At the beginning of The Northern Clemency, a novel by English writer Philip Hensher, Francis is nine. His father announces that he’s found a house. “‘I’ve found a book,’ Francis wanted to say to complete everyone’s happiness.”
Late in the novel, an older Francis is packing for a trip. As I do, he spends more time on choosing what books he will take than on choosing his clothes. He has, as you will see, also become a writer, and in more ways than one. This quote mentions many of the issues in recent posts, including favorite pens, whether or not we separate the books we’ve read from the books we haven’t, as well as a unique approach to the books we have yet to read.
“Most of the books on the shelves were old ones, favourites from his childhood…But others were fat books he’d read, had always meant to read, had been saying to himself so long he had read them that he believed they had actually been read. He packed The Idiot; he packed Dead Souls…Francis took out the half-finished bulk of his own book, eight inches thick, an A4 notebook with black binding and three green Pentel pens. He’d always used those Pentel pens; he liked the flow of the ink-soaked ball under pressure.
The book was the third novel Francis had written. He had sent the first out; he had sent the second out; he rather thought he would finish this one and put it back into his drawer.”
The Northern Clemency is about two English families who, shortly after the novel begins, live across the street from each other in a small neighborhood outside London.

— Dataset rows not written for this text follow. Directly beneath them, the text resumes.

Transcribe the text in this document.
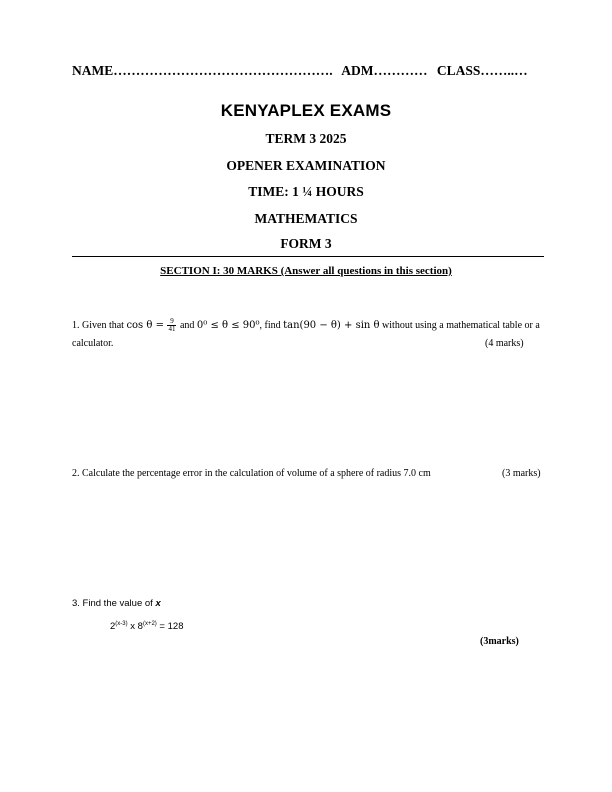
NAME…………………………………………. ADM………… CLASS……..…
KENYAPLEX EXAMS
TERM 3 2025
OPENER EXAMINATION
TIME: 1 ¼ HOURS
MATHEMATICS
FORM 3
SECTION I: 30 MARKS (Answer all questions in this section)
1. Given that $\cos \theta = \frac{9}{41}$ and 0⁰ ≤ θ ≤ 90⁰, find tan(90 − θ) + sin θ without using a mathematical table or a
calculator.	(4 marks)
2. Calculate the percentage error in the calculation of volume of a sphere of radius 7.0 cm	(3 marks)
3. Find the value of x
2$^{(x-3)}$ x $8^{(x+2)} = 128$
(3marks)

It was short-listed for the Man Booker Prize.
Each of its 597 pages is compelling because of Hensher’s ability to go deep into the ways families operate:
“Everyone did their best to be cheerful, talking around rather than to Sandra, and by the time they had finished [eating], they could look directly at her.”

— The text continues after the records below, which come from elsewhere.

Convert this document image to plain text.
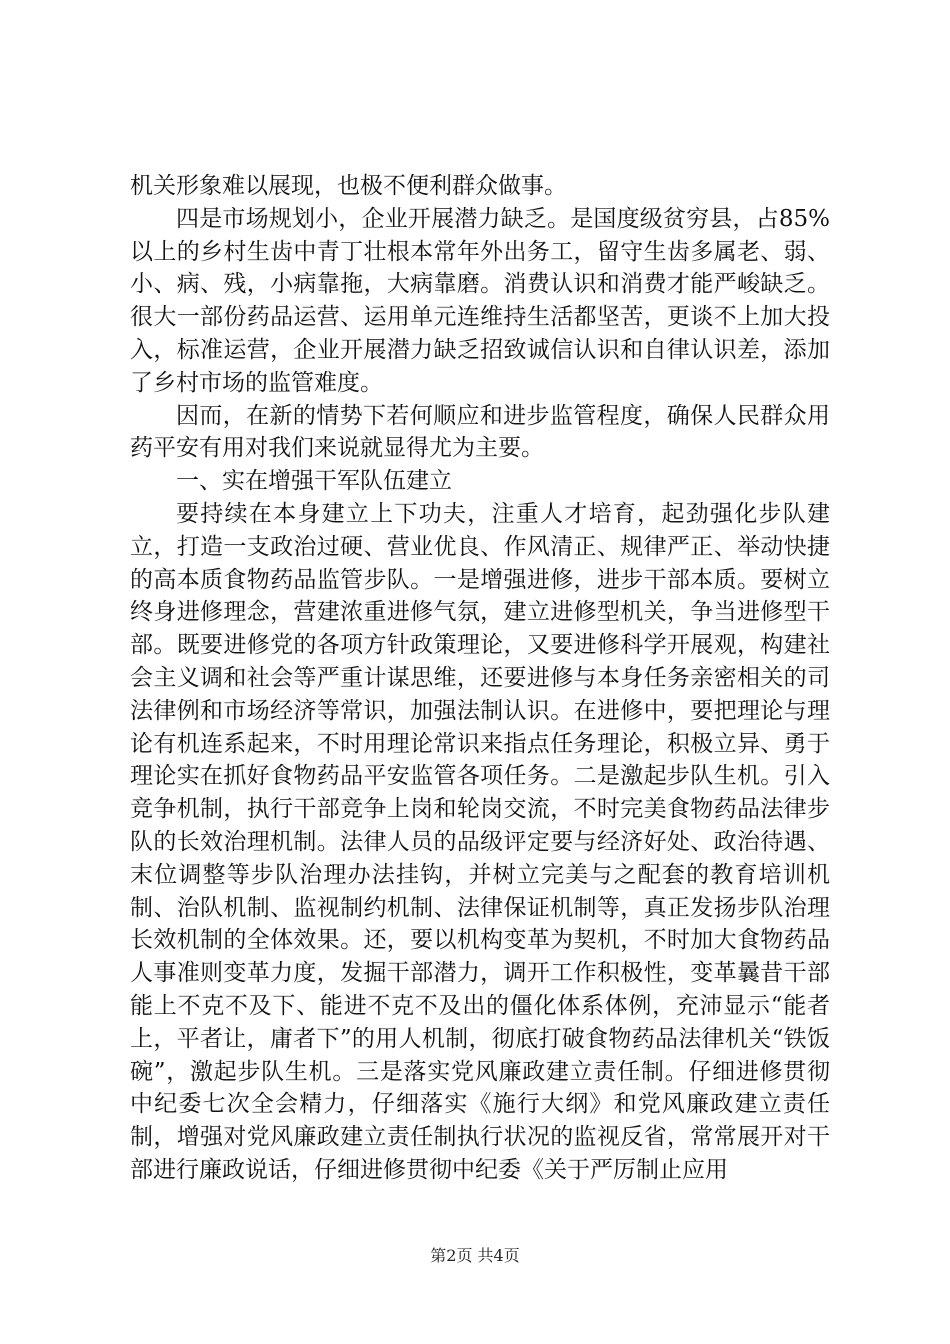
机关形象难以展现，也极不便利群众做事。

四是市场规划小，企业开展潜力缺乏。是国度级贫穷县，占85%以上的乡村生齿中青丁壮根本常年外出务工，留守生齿多属老、弱、小、病、残，小病靠拖，大病靠磨。消费认识和消费才能严峻缺乏。很大一部份药品运营、运用单元连维持生活都坚苦，更谈不上加大投入，标准运营，企业开展潜力缺乏招致诚信认识和自律认识差，添加了乡村市场的监管难度。

因而，在新的情势下若何顺应和进步监管程度，确保人民群众用药平安有用对我们来说就显得尤为主要。

一、实在增强干军队伍建立

要持续在本身建立上下功夫，注重人才培育，起劲强化步队建立，打造一支政治过硬、营业优良、作风清正、规律严正、举动快捷的高本质食物药品监管步队。一是增强进修，进步干部本质。要树立终身进修理念，营建浓重进修气氛，建立进修型机关，争当进修型干部。既要进修党的各项方针政策理论，又要进修科学开展观，构建社会主义调和社会等严重计谋思维，还要进修与本身任务亲密相关的司法律例和市场经济等常识，加强法制认识。在进修中，要把理论与理论有机连系起来，不时用理论常识来指点任务理论，积极立异、勇于理论实在抓好食物药品平安监管各项任务。二是激起步队生机。引入竞争机制，执行干部竞争上岗和轮岗交流，不时完美食物药品法律步队的长效治理机制。法律人员的品级评定要与经济好处、政治待遇、末位调整等步队治理办法挂钩，并树立完美与之配套的教育培训机制、治队机制、监视制约机制、法律保证机制等，真正发扬步队治理长效机制的全体效果。还，要以机构变革为契机，不时加大食物药品人事准则变革力度，发掘干部潜力，调开工作积极性，变革曩昔干部能上不克不及下、能进不克不及出的僵化体系体例，充沛显示“能者上，平者让，庸者下”的用人机制，彻底打破食物药品法律机关“铁饭碗”，激起步队生机。三是落实党风廉政建立责任制。仔细进修贯彻中纪委七次全会精力，仔细落实《施行大纲》和党风廉政建立责任制，增强对党风廉政建立责任制执行状况的监视反省，常常展开对干部进行廉政说话，仔细进修贯彻中纪委《关于严厉制止应用

第2页 共4页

“She [Jane] didn’t mind being told things more than once: it was a signal that everything was all right in the world.”
At least part of the reason he’s able to go deep into the lives of these families is that he goes deep into the life of each member of the families. Also, he takes his time with each moment in the story. Notice his attention to detail.
“She [Alice] sat in the warm pool of light cast by the green-shaded Tiffany lamp over the green-topped leather desk in the spare room. With her father’s fountain pen, on the heavy embossed Italian writing paper Francis had given her last Christmas, both saved for special occasions such as a letter to Sandra, she went on writing, perseveringly.”
Philip Hensher does not have a writing room, nor does he want one. He usually writes on the arm of a sofa, in a hardback A4 notebook, just as his character Francis does.
Great post. Interesting, the rituals that make a writer . . ..
Our little rituals are interesting. Lighting a candle is one of my strange ones. I now travel with these small candle tins. Do you have any interesting rituals?
On my fifty thousandth re-write, I am focusing on attention to detail: taking my time with each moment in the story. My writing moves too fast and bumpy. I need to read books like this one to encourage depth and scene setting.
Tricia, my fifty thousandth re-write is exactly where I try to focus on the moments.
Someone (I think Dani Shapiro but probably many people) said that the important unit of time for fiction is the moment.
Mary Gordon said (in one of my workshops) that first we needed to identify the important moments in our story or novel. Then we need to “saturate them” by describing the details, the surroundings, the physicality, that make that moment fully present to the nerve endings.
I love rereading my notes. I get something out of it every single time. Don’t you just love writing?